Молодая трава прорывалась из земли навстречу солнцу, потому что опять шла весна. Но ему было не до этого.

Как-то в дверь постучали.

Вошла миниатюрная, очень легкая и изящная женщина средних лет в маленьких туфельках-лодочках, с чуть накрашенными губами. Она оглядела комнату и увидела, что грязный сугроб из исписанных листков как будто подтаял. Она насторожилась. Всю жизнь она неосознанно ждала перемен, надеялась и боялась их.

Он сидел за столом. Его взъерошенная голова покоилась на длинных согнутых руках, как фотоаппарат на штативе. В его глазах была радость. Сердце ее подскочило и сразу поникло. Он радовался не ей.

— Ты подумай, как интересно! — словно бы пригласил он ее к совместной радости. — И как я, балбес, раньше не догадался?!

На столе, будто разваленные кирпичи, лежали тома истории Франции.

— Он же был не только математиком, он был еще человеком!

«В отличие от тебя», — подумала она.

— Мне надо с ним подружиться непременно. Когда люди общаются всю жизнь, им в конце концов надо подружиться, иначе они станут врагами. Я понял. Нам не хватало простой человеческой теплоты. Я приду к нему, приду не как засохший вопросительный знак, а как образованный светский человек…

«Давно бы так, — с осторожной радостью подумала она. — Вдруг оживешь?»

— И тут мы с ним потолкуем наконец о математике, и, даст бог, я его пойму!

Она поникла.

— Ты погляди, мы с ним, кажется, даже похожи! Вот, нос такой удлиненный и глаза темные. У меня, оказывается, глаза темные. — Он смотрел на портрет Ферма. — Как ты думаешь, я ему понравлюсь?

«Сумасшедший», — думала она, глядя на него с любовью и восхищением.

— Знаешь, никому никогда не старался понравиться, а тут, думаю, надо, надо…

— И когда же вы встречаетесь? — поинтересовалась она.

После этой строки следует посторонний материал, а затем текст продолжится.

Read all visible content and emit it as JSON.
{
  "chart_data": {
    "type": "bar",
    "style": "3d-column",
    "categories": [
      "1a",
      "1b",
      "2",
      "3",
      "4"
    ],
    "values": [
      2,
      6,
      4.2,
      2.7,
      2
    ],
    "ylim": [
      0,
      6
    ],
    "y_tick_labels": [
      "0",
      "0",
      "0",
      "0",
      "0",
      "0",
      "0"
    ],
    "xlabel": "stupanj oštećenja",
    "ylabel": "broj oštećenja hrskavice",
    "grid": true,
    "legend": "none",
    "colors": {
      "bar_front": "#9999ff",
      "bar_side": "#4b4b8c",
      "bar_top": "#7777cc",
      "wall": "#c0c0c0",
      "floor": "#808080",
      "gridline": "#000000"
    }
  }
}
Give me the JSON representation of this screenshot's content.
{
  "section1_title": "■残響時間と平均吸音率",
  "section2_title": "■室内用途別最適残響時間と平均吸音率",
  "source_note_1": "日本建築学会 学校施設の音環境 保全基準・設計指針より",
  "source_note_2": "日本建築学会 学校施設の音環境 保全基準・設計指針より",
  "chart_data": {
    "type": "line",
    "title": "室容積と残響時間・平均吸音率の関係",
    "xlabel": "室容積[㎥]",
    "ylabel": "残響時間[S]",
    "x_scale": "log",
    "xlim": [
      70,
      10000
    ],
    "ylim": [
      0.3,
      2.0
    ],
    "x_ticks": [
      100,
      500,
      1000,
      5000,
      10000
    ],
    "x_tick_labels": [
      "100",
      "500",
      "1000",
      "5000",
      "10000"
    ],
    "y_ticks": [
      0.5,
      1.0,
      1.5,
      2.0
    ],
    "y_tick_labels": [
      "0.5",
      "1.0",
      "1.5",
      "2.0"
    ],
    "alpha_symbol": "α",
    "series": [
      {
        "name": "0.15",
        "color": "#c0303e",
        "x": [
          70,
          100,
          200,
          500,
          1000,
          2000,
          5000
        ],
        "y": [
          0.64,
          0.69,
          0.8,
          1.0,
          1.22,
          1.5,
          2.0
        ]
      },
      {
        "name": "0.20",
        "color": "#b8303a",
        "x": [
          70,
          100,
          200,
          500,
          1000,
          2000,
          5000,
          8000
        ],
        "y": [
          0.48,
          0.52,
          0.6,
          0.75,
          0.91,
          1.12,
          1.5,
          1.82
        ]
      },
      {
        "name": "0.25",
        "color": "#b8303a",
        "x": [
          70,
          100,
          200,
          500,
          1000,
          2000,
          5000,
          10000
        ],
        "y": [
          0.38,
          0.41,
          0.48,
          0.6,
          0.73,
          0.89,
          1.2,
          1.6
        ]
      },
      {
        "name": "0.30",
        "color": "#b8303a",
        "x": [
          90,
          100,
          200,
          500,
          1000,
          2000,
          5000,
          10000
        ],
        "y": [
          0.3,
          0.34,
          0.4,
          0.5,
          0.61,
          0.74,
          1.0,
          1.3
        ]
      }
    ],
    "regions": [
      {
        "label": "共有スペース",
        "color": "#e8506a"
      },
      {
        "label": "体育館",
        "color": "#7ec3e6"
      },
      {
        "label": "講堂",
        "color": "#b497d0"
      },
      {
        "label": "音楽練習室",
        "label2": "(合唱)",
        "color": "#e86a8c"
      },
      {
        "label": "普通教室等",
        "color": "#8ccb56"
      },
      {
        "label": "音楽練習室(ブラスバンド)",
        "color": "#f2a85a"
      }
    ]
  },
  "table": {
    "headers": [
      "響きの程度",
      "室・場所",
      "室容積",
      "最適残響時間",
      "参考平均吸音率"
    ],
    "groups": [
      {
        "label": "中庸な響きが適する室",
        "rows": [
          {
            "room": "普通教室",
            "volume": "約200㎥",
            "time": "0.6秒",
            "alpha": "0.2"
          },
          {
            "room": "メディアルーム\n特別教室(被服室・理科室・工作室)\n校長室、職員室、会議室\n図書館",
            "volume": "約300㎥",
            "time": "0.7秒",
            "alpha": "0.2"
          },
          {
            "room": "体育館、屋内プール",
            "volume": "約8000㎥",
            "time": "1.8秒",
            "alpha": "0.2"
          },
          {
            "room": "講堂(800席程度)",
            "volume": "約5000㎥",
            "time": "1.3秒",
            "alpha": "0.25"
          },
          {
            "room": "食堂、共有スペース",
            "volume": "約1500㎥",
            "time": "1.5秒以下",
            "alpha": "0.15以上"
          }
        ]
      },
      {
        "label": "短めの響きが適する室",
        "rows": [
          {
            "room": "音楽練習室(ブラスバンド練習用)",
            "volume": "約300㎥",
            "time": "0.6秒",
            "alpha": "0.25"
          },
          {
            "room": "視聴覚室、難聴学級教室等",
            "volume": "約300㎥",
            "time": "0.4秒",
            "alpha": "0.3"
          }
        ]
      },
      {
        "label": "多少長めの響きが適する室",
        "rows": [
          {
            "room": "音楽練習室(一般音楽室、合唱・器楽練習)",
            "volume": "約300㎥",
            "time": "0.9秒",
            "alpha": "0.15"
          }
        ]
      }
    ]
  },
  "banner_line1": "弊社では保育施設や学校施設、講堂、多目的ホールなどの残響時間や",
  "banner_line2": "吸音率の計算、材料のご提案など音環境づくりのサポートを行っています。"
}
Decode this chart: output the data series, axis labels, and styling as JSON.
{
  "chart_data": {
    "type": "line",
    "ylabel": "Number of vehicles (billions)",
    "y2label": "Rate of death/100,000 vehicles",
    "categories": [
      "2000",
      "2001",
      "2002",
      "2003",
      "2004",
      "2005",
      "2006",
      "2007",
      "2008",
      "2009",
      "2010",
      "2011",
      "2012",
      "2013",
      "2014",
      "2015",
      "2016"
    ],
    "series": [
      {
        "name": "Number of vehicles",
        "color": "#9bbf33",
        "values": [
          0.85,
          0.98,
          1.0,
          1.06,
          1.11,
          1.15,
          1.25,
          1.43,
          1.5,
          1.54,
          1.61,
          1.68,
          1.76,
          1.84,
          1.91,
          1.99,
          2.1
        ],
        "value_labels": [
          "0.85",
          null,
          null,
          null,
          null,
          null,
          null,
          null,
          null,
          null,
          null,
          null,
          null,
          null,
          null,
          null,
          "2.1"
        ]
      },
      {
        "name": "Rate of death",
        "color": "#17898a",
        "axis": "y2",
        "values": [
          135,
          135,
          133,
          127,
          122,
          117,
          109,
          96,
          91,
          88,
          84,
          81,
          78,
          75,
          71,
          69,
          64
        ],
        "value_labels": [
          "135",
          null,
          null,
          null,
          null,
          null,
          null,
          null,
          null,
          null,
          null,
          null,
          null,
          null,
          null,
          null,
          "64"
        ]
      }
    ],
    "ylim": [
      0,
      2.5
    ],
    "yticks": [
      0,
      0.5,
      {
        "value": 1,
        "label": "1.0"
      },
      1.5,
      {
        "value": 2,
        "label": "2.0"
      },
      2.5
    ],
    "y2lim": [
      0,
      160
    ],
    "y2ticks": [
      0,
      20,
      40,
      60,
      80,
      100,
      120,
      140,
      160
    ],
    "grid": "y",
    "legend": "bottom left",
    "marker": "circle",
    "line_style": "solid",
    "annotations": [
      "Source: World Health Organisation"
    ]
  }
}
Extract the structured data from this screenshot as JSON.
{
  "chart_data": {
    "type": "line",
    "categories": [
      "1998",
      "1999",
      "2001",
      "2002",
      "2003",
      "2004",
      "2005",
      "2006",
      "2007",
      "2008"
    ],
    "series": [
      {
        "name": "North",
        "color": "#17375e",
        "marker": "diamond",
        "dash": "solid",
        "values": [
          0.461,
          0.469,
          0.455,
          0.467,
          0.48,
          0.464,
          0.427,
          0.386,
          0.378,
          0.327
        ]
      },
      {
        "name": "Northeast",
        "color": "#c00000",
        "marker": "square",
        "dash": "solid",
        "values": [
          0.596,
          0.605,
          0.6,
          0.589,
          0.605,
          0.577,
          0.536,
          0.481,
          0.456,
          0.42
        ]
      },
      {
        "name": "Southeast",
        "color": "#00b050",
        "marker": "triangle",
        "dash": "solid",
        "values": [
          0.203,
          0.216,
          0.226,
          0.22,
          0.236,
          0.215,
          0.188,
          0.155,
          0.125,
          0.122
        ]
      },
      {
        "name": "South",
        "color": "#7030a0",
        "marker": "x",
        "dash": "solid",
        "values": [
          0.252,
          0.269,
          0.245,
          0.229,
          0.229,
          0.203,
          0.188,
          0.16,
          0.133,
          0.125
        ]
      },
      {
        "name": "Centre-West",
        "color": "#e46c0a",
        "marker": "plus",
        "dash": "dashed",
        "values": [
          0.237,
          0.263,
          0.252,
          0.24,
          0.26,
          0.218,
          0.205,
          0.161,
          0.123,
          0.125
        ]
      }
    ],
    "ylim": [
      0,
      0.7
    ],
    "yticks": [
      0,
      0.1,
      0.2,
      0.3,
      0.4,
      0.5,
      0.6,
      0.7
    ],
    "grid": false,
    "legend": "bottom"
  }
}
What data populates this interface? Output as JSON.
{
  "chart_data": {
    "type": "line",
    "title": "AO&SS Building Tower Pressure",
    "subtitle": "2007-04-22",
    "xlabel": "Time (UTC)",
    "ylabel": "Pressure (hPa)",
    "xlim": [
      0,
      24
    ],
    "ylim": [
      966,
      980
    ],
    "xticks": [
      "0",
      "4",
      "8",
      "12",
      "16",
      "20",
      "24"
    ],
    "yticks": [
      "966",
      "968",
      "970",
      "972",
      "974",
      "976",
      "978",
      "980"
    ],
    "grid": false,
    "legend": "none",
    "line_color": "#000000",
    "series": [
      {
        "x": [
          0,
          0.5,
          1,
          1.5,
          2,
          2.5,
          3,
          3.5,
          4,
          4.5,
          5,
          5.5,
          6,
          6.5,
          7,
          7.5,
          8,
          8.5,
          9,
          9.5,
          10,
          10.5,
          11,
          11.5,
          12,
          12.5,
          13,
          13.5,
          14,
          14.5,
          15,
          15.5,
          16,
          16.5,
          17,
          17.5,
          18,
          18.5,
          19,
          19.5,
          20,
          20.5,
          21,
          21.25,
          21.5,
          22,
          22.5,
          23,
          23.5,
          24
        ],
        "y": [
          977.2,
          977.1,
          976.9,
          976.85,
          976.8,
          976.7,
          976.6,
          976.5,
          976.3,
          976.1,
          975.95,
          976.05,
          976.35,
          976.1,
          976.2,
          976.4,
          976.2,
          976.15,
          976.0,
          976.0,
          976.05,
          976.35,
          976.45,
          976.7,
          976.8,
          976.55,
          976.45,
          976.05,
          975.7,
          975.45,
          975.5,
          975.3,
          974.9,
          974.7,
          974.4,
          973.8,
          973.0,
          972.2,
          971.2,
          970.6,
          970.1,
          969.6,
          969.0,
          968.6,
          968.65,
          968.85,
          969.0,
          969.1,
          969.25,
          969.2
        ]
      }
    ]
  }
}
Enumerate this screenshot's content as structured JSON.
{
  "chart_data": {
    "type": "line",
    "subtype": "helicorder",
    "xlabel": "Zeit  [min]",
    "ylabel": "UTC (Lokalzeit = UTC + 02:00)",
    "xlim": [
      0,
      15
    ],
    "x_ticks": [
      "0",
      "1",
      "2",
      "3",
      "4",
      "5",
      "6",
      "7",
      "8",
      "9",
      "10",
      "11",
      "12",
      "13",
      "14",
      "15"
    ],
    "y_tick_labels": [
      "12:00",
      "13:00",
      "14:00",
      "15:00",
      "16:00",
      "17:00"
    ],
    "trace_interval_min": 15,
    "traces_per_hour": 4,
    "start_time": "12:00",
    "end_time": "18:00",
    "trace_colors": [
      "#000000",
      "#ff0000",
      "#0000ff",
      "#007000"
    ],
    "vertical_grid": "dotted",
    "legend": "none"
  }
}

Он старательно причесывался.

— Сегодня, в двенадцать ночи, — ответил он наконец со смертельной серьезностью. — Я подумал, что на стыке суток мне будет удобнее к нему перейти. Так ведь и годы стыкуются, и века друг в друга перетекают. Я, знаешь думаю, — он продолжал с нелепой тщательностью прихорашиваться, — время, история — это матрешки. Один век кончается и перемещается в другой, побольше, повзрослее, и тот, другой, живет своей новой жизнью, но с предыдущим веком внутри, его никуда не денешь, и это влияет.

Он надел свой лучший и единственный пиджак и принялся вытирать пыль с книг.

— Потом бьют часы, в шампанском крестят новый век, и старый — опять в него, и так далее. — Он смахивал пыль с полок и книг, и она благодарно оседала на его пиджаке. — Поэтому мы назначили встречу на двенадцать ночи. Плохо, конечно, что не новый век, но до этого долго ждать. Ферма не обидится. Настоящие ученые всегда были чужды духу формальности. Иначе бы они ничего нового не придумали.

— Ну а меня ты пригласишь на вашу встречу?